All good and well when you know the period of your sinusoid. But how could you create the so-called xvalues (cosines of the angles) from the yvalues (values of "a" signal in the window $/n$)? For an arbitrary -unknown- period and amplitude?
Updated 10/04/20:
So, how do you calculate the % of negative weights at the left side of the window in the convolution such that the filter's result is in-phase with a sinusoid of period p? You have 2 percentages: the negative (p1), and the other one, so I called it "p1function":
p1function<-function(n,DegreesPerSample)
{
xvalues3<-round(cos((90+((0:(n-1))*DegreesPerSample))*pi/180)*smavector(n),5)
yvalues3<-round(sin((90+((0:(n-1))*DegreesPerSample))*pi/180)*smavector(n),5)
outputc<-circleFromThreePoints(cumsum(xvalues3)[1],cumsum(xvalues3)[2],cumsum(xvalues3)[3],cumsum(yvalues3)[1],cumsum(yvalues3)[2],cumsum(yvalues3)[3])
hc<-outputc[1];kc<-outputc[2];rc<-outputc[3];
xc<-seq((hc-rc),(hc+rc),length.out=1001)
x1<-hc
y1<-kc
x2<-(sum(xvalues3)/2)
y2<-kc+(((rc^2)-(((sum(xvalues3)/2)-hc)^2))^0.5)
x3<-0
y3<-sinn(90+DegreesPerSample)/n
x4<-sum(xvalues3)
y4<-sum(yvalues3)
startangle<-atan2((y3-y1),(x3-x1))*180/pi
midangle<-atan2((y2-y1),(x2-x1))*180/pi
endangle<-atan2((y4-y1),(x4-x1))*180/pi
endangle<-ifelse(endangle<0,endangle+360,endangle)
p1est<-100*((endangle+startangle)-(midangle+startangle))/(endangle+startangle)
return(p1est)
}
Which uses another function to estimate a circle from 3 points:
circleFromThreePoints<-function(x1,x2,x3,y1,y2,y3)
{
vara<-x1*(y2-y3)-y1*(x2-x3)+x2*y3-x3*y2;
varb<-(x1*x1+y1*y1)*(y3-y2)+(x2*x2+y2*y2)*(y1-y3)+(x3*x3+y3*y3)*(y2-y1);
varc<-(x1*x1+y1*y1)*(x2-x3)+(x2*x2+y2*y2)*(x3-x1)+(x3*x3+y3*y3)*(x1-x2);
vard<-(x1*x1+y1*y1)*(x3*y2-x2*y3)+(x2*x2+y2*y2)*(x1*y3-x3*y1)+(x3*x3+y3*y3)*(x2*y1-x1*y2)
varx<- -varb/(2*vara)
vary<- -varc/(2*vara)
varr<- (((varb*varb)+(varc*varc)-(4*vara*vard))/(4*vara*vara))^0.5
# x, y , r:
# (x-x1)^2+(y-y1)^2 = r^2
# h,k,r for equation: (x-h)^2+(y-k)^2 = r^2
# To plot: upp<-(((r^2)-((x-h)^2))^0.5)+k & dwn<--(((r^2)-((x-h)^2))^0.5)+k
return(c(round(varx,5),round(vary,5),round(varr,5)))
}
The hashtag means it's a comment.
And of course this filter's output's amplitude is not the same, so, going back to the plot I made above,
you just need to adjust its height: same way as above:
ampfactor<-function(n,p1est,DegreesPerSample)
{
xvalues3<-cos((90+((0:(n-1))*DegreesPerSample))*pi/180)/n
yvalues3<-sin((90+((0:(n-1))*DegreesPerSample))*pi/180)/n
1/(sum(xvalues3*onesfunc(n,p1est))^2+sum(yvalues3*onesfunc(n,p1est))^2)^0.5
}
The fun thing is, I think somewhere in here there's a causal version of my favorite Hodrick-Prescott Filter.
Could lead to an accurate instantaneous frequency estimator, as it only needs 3 points -given the circle-, no?
As one varies the p1%, you get closer to the wave.

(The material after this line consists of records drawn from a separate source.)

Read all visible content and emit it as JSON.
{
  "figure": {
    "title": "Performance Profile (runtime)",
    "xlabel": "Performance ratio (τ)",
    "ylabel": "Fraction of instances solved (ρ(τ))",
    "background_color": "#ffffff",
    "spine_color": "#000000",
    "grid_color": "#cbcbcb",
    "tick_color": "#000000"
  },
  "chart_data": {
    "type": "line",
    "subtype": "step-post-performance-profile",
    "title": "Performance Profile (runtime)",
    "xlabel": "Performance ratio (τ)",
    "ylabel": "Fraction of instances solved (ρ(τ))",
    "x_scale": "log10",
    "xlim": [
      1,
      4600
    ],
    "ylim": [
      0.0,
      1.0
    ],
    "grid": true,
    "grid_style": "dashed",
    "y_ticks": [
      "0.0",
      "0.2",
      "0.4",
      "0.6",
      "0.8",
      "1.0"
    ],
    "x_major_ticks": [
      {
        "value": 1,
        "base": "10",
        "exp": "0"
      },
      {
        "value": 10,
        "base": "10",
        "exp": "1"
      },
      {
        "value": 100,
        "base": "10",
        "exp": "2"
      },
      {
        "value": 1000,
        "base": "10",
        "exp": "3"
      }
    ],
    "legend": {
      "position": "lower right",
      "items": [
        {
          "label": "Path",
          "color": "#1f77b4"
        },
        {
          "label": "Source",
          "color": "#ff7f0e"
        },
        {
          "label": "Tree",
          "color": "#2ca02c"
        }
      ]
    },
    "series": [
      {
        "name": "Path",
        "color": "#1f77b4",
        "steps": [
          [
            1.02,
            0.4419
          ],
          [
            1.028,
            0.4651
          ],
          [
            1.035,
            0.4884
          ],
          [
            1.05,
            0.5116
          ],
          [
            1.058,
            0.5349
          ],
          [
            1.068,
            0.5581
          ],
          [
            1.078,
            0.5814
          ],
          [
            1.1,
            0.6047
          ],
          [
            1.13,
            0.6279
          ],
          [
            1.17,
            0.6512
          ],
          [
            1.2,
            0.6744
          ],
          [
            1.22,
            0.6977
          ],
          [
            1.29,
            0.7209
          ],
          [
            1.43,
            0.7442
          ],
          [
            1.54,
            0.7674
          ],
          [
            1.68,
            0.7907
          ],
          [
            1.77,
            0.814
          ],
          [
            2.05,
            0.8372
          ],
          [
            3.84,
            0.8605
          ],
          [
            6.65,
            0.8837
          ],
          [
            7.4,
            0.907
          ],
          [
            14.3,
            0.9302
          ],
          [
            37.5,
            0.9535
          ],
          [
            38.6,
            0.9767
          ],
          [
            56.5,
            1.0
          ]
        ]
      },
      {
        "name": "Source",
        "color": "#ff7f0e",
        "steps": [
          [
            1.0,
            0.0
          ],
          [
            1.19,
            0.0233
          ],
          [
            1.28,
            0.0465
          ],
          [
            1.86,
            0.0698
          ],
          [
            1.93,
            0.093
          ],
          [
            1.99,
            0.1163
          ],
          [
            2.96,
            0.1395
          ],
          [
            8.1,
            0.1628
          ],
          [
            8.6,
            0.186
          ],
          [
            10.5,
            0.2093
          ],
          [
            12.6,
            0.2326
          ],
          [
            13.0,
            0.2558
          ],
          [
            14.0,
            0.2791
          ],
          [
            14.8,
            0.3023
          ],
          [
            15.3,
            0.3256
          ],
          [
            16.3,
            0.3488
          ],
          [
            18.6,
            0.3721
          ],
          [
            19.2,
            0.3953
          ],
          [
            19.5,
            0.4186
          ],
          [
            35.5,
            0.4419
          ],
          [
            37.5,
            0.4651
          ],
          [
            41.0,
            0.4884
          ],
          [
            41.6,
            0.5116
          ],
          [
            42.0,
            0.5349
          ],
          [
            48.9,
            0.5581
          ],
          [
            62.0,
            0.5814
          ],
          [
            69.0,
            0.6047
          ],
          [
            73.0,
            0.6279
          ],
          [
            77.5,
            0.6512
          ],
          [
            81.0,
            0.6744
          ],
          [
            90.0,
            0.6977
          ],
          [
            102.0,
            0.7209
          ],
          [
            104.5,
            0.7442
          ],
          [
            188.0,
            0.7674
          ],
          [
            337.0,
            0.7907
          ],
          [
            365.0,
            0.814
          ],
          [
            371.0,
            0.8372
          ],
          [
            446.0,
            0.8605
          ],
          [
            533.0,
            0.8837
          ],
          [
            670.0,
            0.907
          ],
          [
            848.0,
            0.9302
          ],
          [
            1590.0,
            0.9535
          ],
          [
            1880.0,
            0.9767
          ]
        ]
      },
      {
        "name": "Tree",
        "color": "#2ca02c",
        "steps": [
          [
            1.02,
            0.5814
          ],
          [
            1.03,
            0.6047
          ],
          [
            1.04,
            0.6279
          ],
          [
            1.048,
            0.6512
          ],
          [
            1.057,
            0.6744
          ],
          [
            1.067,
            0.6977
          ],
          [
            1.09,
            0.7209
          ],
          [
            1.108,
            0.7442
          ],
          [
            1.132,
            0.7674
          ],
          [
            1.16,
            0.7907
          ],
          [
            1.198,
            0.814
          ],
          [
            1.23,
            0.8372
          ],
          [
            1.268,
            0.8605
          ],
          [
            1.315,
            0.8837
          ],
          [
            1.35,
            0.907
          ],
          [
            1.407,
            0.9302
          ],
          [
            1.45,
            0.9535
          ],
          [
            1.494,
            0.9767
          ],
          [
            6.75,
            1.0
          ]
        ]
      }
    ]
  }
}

This works well in theory. I do believe using negative weights at the back of the window can bring you just 1 more step closer. Last step would be using this concept on random data. Obviously causality cannot be broken, but you can get closer. Please do correct me where needed.